You can install the package by running $ pip install lplangid
which installs the package from the distribution at https://pypi.org/project/lplangid/,
or by cloning this repository and running pip install -e .
in this directory.
Basic usage example for language classification:
>>> from lplangid.language_classifier import RRCLanguageClassifier
>>> my_classifier = RRCLanguageClassifier.default_instance()
>>> my_classifier.get_winner("C'est use teste")
'fr'
The default instance supports 24 common languages. To classify many more languages, use RRCLanguageClassifier.many_language_bible_instance()
,
which supports 103 languages.
A single 'correct' language is not always the most appropriate output. For more informative options, see RecommendedUsagePatterns.
Throughout this package, languages are identified and referred to using
2-letter ISO 339-1 codes. For example, en
for English,
es
(from Español) for Spanish, zh
(from 中文, Zhōngwén) for Chinese. These are used throughout for directory names,
keys in dictionary tables, and reporting classifier results.
The classifier uses the datafiles checked in to the ./lplangid/freq_data directory here, which is just a few megabytes. It would be relatively easy to decouple the way these files are distributed. The benefit of combining them is it's very easy for clients to use.

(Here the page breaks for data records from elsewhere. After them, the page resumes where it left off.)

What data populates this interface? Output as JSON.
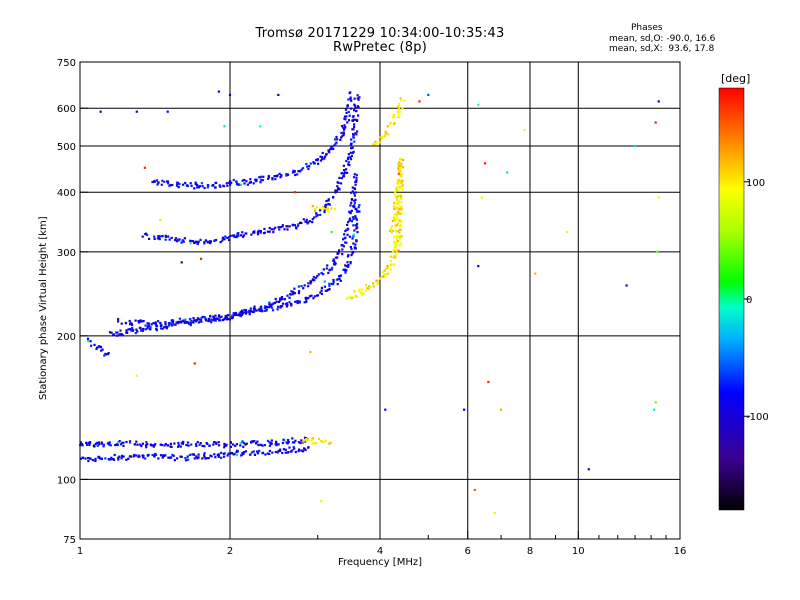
{
  "header": {
    "title_line1": "Tromsø 20171229 10:34:00-10:35:43",
    "title_line2": "RwPretec (8p)",
    "stats_title": "Phases",
    "stats_o": "mean, sd,O: -90.0, 16.6",
    "stats_x": "mean, sd,X:  93.6, 17.8"
  },
  "chart_data": {
    "type": "scatter",
    "xlabel": "Frequency [MHz]",
    "ylabel": "Stationary phase Virtual Height [km]",
    "x_scale": "log",
    "y_scale": "log",
    "xlim": [
      1,
      16
    ],
    "ylim": [
      75,
      750
    ],
    "x_ticks": [
      1,
      2,
      4,
      6,
      8,
      10,
      16
    ],
    "x_tick_labels": [
      "1",
      "2",
      "4",
      "6",
      "8",
      "10",
      "16"
    ],
    "x_minor_ticks": [
      3,
      5,
      7,
      9,
      11,
      12,
      13,
      14,
      15
    ],
    "y_ticks": [
      75,
      100,
      200,
      300,
      400,
      500,
      600,
      750
    ],
    "y_tick_labels": [
      "75",
      "100",
      "200",
      "300",
      "400",
      "500",
      "600",
      "750"
    ],
    "x_gridlines": [
      2,
      4,
      6,
      8,
      10
    ],
    "y_gridlines": [
      100,
      200,
      300,
      400,
      500,
      600
    ],
    "grid": true,
    "colorbar": {
      "label": "[deg]",
      "range": [
        -180,
        180
      ],
      "ticks": [
        100,
        0,
        -100
      ],
      "tick_labels": [
        "100",
        "0",
        "-100"
      ],
      "placement": "right"
    },
    "series": [
      {
        "color_value": -90,
        "segments": [
          {
            "x": [
              1.0,
              1.2,
              1.4,
              1.6,
              1.8,
              2.0,
              2.3,
              2.6,
              2.9
            ],
            "y": [
              110,
              111,
              112,
              111,
              112,
              113,
              114,
              115,
              116
            ]
          },
          {
            "x": [
              1.0,
              1.2,
              1.5,
              1.8,
              2.0,
              2.3,
              2.6,
              2.9
            ],
            "y": [
              118,
              119,
              118,
              119,
              118,
              119,
              120,
              121
            ]
          },
          {
            "x": [
              1.15,
              1.3,
              1.5,
              1.8,
              2.0,
              2.3,
              2.6,
              2.9,
              3.1,
              3.3,
              3.45,
              3.55,
              3.6
            ],
            "y": [
              201,
              205,
              210,
              215,
              220,
              226,
              232,
              240,
              250,
              262,
              280,
              310,
              380
            ]
          },
          {
            "x": [
              1.2,
              1.35,
              1.5,
              1.7,
              1.9,
              2.0,
              2.2,
              2.4,
              2.6,
              2.8,
              3.0,
              3.2,
              3.35,
              3.45,
              3.52,
              3.56
            ],
            "y": [
              215,
              212,
              213,
              216,
              218,
              220,
              226,
              233,
              242,
              252,
              265,
              280,
              300,
              330,
              370,
              440
            ]
          },
          {
            "x": [
              1.35,
              1.5,
              1.65,
              1.8,
              1.9,
              2.0,
              2.1,
              2.3,
              2.5,
              2.7,
              2.9,
              3.1,
              3.3,
              3.45,
              3.55,
              3.6
            ],
            "y": [
              325,
              320,
              315,
              315,
              318,
              320,
              325,
              330,
              335,
              340,
              350,
              370,
              410,
              460,
              520,
              640
            ]
          },
          {
            "x": [
              1.4,
              1.55,
              1.7,
              1.85,
              2.0,
              2.15,
              2.3,
              2.5,
              2.7,
              2.9,
              3.05,
              3.2,
              3.35,
              3.45,
              3.52
            ],
            "y": [
              420,
              415,
              413,
              414,
              417,
              420,
              425,
              432,
              440,
              455,
              470,
              495,
              530,
              580,
              650
            ]
          },
          {
            "x": [
              1.05,
              1.08,
              1.12,
              1.15
            ],
            "y": [
              195,
              190,
              185,
              180
            ]
          }
        ]
      },
      {
        "color_value": 100,
        "segments": [
          {
            "x": [
              3.4,
              3.6,
              3.8,
              4.0,
              4.15,
              4.25,
              4.3,
              4.33
            ],
            "y": [
              240,
              245,
              252,
              262,
              275,
              290,
              310,
              330
            ]
          },
          {
            "x": [
              4.25,
              4.3,
              4.35,
              4.38,
              4.4,
              4.38,
              4.35
            ],
            "y": [
              330,
              360,
              400,
              440,
              470,
              380,
              300
            ]
          },
          {
            "x": [
              3.9,
              4.05,
              4.2,
              4.3,
              4.4,
              4.45
            ],
            "y": [
              500,
              520,
              550,
              580,
              610,
              635
            ]
          },
          {
            "x": [
              2.95,
              3.05,
              3.15,
              3.25
            ],
            "y": [
              370,
              368,
              366,
              368
            ]
          },
          {
            "x": [
              2.8,
              2.9,
              3.0,
              3.1,
              3.2
            ],
            "y": [
              120,
              121,
              120,
              119,
              120
            ]
          }
        ]
      }
    ],
    "scattered_points": [
      {
        "x": 6.3,
        "y": 610,
        "v": -10
      },
      {
        "x": 6.5,
        "y": 460,
        "v": 170
      },
      {
        "x": 7.2,
        "y": 440,
        "v": -20
      },
      {
        "x": 6.4,
        "y": 390,
        "v": 80
      },
      {
        "x": 6.3,
        "y": 280,
        "v": -100
      },
      {
        "x": 6.6,
        "y": 160,
        "v": 170
      },
      {
        "x": 7.0,
        "y": 140,
        "v": 120
      },
      {
        "x": 6.2,
        "y": 95,
        "v": 150
      },
      {
        "x": 6.8,
        "y": 85,
        "v": 100
      },
      {
        "x": 10.5,
        "y": 105,
        "v": -100
      },
      {
        "x": 12.5,
        "y": 255,
        "v": -100
      },
      {
        "x": 13.0,
        "y": 500,
        "v": -20
      },
      {
        "x": 14.5,
        "y": 620,
        "v": -100
      },
      {
        "x": 14.3,
        "y": 560,
        "v": 170
      },
      {
        "x": 14.5,
        "y": 390,
        "v": 90
      },
      {
        "x": 14.4,
        "y": 300,
        "v": 40
      },
      {
        "x": 14.3,
        "y": 145,
        "v": 40
      },
      {
        "x": 14.2,
        "y": 140,
        "v": -20
      },
      {
        "x": 7.8,
        "y": 540,
        "v": 80
      },
      {
        "x": 4.8,
        "y": 620,
        "v": 170
      },
      {
        "x": 9.5,
        "y": 330,
        "v": 80
      },
      {
        "x": 8.2,
        "y": 270,
        "v": 120
      },
      {
        "x": 5.9,
        "y": 140,
        "v": -80
      },
      {
        "x": 4.1,
        "y": 140,
        "v": -100
      },
      {
        "x": 2.5,
        "y": 640,
        "v": -100
      },
      {
        "x": 2.0,
        "y": 640,
        "v": -100
      },
      {
        "x": 1.9,
        "y": 650,
        "v": -110
      },
      {
        "x": 1.3,
        "y": 590,
        "v": -100
      },
      {
        "x": 1.5,
        "y": 590,
        "v": -90
      },
      {
        "x": 1.1,
        "y": 590,
        "v": -80
      },
      {
        "x": 1.35,
        "y": 450,
        "v": 170
      },
      {
        "x": 1.45,
        "y": 350,
        "v": 60
      },
      {
        "x": 1.6,
        "y": 285,
        "v": -120
      },
      {
        "x": 1.75,
        "y": 290,
        "v": 170
      },
      {
        "x": 3.05,
        "y": 90,
        "v": 100
      },
      {
        "x": 2.9,
        "y": 185,
        "v": 120
      },
      {
        "x": 1.7,
        "y": 175,
        "v": 170
      },
      {
        "x": 1.3,
        "y": 165,
        "v": 100
      },
      {
        "x": 2.3,
        "y": 550,
        "v": -10
      },
      {
        "x": 1.95,
        "y": 550,
        "v": -20
      },
      {
        "x": 3.1,
        "y": 260,
        "v": -40
      },
      {
        "x": 3.2,
        "y": 330,
        "v": 30
      },
      {
        "x": 2.7,
        "y": 400,
        "v": 170
      },
      {
        "x": 5.0,
        "y": 640,
        "v": -60
      }
    ]
  }
}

The frequency tables in ./lplangid/freq_data are from Wikipedia data (single shards), tokenized on whitespace.
In addition, a few conversational words from ./training/data_overrides.py have been added at the top of the
term rank files.
The xx_char_freq.csv
files contain characters and sample frequencies. The xx_term_rank.csv
files contain
only the terms / words. Only the ranks (line numbers) of the words in these files matters.
Unlike most classifier models, you can edit these files directly. For example, the word "bye" and other conversational
terms that are rare in Wikipedia have already been added to the top of the en_term_rank.csv
file.
See ./training/README.md for data preparation instructions and tools for adding new languages to the classifier.